Figure 2A diagrammatic depiction of DHODH in the inner mitochondrial membrane illustrating its role in mitochondrial bioenergetics and . Please refer to the text for additional details (abbreviations: I, complex I; II, complex II; III, complex III; IV, complex IV; FMN, flavin mononucleotide).

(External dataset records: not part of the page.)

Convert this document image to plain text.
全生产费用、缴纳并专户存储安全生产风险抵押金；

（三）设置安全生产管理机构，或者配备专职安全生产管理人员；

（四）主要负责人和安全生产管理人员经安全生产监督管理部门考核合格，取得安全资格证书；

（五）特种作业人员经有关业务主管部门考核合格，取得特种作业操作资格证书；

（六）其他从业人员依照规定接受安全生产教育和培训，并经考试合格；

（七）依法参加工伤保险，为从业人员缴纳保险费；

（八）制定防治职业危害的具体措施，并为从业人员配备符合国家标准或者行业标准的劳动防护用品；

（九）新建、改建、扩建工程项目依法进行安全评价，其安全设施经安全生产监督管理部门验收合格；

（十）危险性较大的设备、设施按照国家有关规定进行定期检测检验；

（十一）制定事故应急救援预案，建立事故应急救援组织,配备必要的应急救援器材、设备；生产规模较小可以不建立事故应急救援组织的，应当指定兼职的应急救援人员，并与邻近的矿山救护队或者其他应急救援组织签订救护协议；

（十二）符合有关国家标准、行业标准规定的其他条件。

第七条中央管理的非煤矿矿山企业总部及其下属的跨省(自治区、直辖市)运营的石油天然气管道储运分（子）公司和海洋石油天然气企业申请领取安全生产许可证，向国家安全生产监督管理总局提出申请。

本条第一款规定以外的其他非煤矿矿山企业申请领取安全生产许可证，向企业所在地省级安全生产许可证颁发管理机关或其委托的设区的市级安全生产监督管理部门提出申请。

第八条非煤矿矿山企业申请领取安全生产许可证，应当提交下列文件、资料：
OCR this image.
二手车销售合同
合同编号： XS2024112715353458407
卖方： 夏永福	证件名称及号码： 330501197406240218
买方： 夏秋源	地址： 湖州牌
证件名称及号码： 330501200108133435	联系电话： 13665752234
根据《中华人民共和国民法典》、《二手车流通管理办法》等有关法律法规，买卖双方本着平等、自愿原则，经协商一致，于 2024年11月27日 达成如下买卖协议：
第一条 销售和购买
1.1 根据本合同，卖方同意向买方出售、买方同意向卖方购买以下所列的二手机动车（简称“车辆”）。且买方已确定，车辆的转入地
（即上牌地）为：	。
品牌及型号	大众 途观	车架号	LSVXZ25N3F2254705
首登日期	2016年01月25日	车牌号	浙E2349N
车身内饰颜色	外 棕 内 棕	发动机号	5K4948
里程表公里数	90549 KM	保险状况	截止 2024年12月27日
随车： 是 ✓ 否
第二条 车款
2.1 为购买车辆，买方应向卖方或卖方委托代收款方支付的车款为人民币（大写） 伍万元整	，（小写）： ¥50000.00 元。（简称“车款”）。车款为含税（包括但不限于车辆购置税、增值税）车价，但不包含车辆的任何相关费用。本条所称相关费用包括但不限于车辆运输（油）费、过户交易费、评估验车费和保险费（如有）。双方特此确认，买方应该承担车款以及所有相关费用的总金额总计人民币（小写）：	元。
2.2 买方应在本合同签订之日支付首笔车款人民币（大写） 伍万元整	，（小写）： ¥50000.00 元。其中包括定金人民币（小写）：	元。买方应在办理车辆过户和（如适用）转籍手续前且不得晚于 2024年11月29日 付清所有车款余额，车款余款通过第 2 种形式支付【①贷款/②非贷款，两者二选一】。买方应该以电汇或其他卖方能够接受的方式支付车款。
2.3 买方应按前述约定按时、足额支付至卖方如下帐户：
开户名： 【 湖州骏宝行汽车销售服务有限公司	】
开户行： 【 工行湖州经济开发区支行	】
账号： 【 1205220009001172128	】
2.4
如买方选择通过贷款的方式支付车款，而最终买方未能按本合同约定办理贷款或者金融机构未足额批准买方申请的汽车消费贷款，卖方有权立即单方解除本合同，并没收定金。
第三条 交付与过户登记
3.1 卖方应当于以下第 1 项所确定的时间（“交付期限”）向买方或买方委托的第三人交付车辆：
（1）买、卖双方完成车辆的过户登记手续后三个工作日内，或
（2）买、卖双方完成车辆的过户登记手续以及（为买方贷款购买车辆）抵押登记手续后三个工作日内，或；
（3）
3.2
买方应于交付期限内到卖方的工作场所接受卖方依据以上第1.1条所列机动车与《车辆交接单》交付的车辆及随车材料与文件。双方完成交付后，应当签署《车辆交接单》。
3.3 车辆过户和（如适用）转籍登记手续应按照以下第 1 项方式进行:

Figure 3Proposed paradigm for the reprograming of intermediary metabolism in leukemia cells. (A) Leukemia cells cultured alone engage in aerobic glycolysis, and maintain an intact Krebs cycle which is capable of oxidizing pyruvate-derived acetyl-CoA, fatty acid-derived acetyl-CoA, and possibly glutamine carbon skeletons. Their energy demands are met through glycolysis and perhaps to some extent through mitochondrial OXPHOS, although mitochondria may display a proclivity for uncoupling electron transport from ATP synthesis. In monoculture, leukemia cells are most sensitive to apoptosis induction. (B) Coculture of leukemia cells with bone marrow-derived stromal cells promotes mitochondrial uncoupling. Under coculture conditions leukemia cells augment aerobic glycolysis and increase Krebs cycle activity in a manner dependent on anaplerotic reactions – in particular glutaminolysis, and to a lesser extent pyruvate carboxylation. The increased Krebs cycle activity does not oxidize pyruvate-derived acetyl-CoA, but instead metabolizes large quantities of fatty acid-derived acetyl-CoA to sustain increased rates of oxygen consumption, that may contribute to the generation of local hypoxic conditions. Mitochondrial uncoupling in leukemia cells is associated with increased expression of UCP-2, and increased resistance to apoptotic stimuli that induce Bax/Bak-dependent MOMP.